Slashdotters believe that HyperCard’s demise stemmed from the prevalence of Excel, a spreadsheet application that in 1988 overtook its competitor, Lotus 1-2-3. (Excel’s native tools replaced most of the need for HyperCard.)
But the real reason we don’t live in a HyperCard world is because Apple failed to develop it beyond its 2.41 release in 1998 and ultimately stopped supporting the software in 2004.
What could have happened had the technology been allowed to mature?
Hypercard’s “links” between “pages” could have easily been the basis of the web, instead of Tim Berners-Lee’s alternative. Had this been the case, every web browser would play Myst while users waited for pages to load.
Usenet
Back in the day when the World Wide Web was a mere glint in the eye of Tim Berners-Lee, the Internet was an informal distributed network with no formal point of control (as opposed to a bulletin board, which had a dedicated server and an admin).

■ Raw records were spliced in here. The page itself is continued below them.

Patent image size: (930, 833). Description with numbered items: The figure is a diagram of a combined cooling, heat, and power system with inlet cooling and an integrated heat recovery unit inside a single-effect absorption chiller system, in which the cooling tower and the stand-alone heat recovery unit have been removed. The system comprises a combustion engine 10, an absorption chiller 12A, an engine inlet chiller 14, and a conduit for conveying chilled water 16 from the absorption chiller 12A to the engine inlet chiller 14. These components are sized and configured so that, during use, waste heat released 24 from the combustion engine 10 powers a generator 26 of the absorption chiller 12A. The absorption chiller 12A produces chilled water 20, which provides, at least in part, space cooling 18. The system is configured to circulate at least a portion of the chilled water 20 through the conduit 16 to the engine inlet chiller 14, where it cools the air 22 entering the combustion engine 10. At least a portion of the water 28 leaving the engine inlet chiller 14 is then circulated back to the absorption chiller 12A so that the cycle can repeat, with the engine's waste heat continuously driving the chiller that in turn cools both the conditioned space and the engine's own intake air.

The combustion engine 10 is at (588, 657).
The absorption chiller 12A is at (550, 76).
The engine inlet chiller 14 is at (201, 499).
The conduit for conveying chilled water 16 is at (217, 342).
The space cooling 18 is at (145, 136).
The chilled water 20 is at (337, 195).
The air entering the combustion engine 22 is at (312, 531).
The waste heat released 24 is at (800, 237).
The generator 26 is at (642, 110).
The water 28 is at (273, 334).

This group of groups was known as Usenet.
Users could pick up a Usenet feed from a local node and read material online, or they set up their own node and transfer data. Usenet had over 100,000 newsgroups, on topics as eclectic as rec.sports.rodeo, where people offered their opinions on saddle bronc riding, to alt.fan.pratchett frequented by the author himself. And let us not forget alt.wesley.crusher.die.die.die.
It also had porn.
What the hell happened?
PC Magazine blames Usenet’s decline — but not demise, as Usenet will continue to existas long as there are NNTP servers still running—on pornography.
Usenet started to become a way for pirates and pornographers to distribute massive quantities of binary files…. [B]y the late ’90s the “binaries” groups began taking up huge amounts of space and Net traffic, and since Usenet libraries reside on each ISP’s server, service providers sensibly started to wonder why they should be reserving big chunks of their own disk space for pirated movies and repetitive porn.
By 1996, the World Wide Web, separate pages “owned” and paid for by individuals and companies, was firmly established as the go-to destination for genealogical research, help with homework, and of course, more porn. Many Usenet-ers now discuss the merits of actor David Duchovny on Internet forums and discussion lists.
What could have happened had the technology been allowed to mature?
We could be discussing the merits of actor David Duchovny on Usenet 2.0.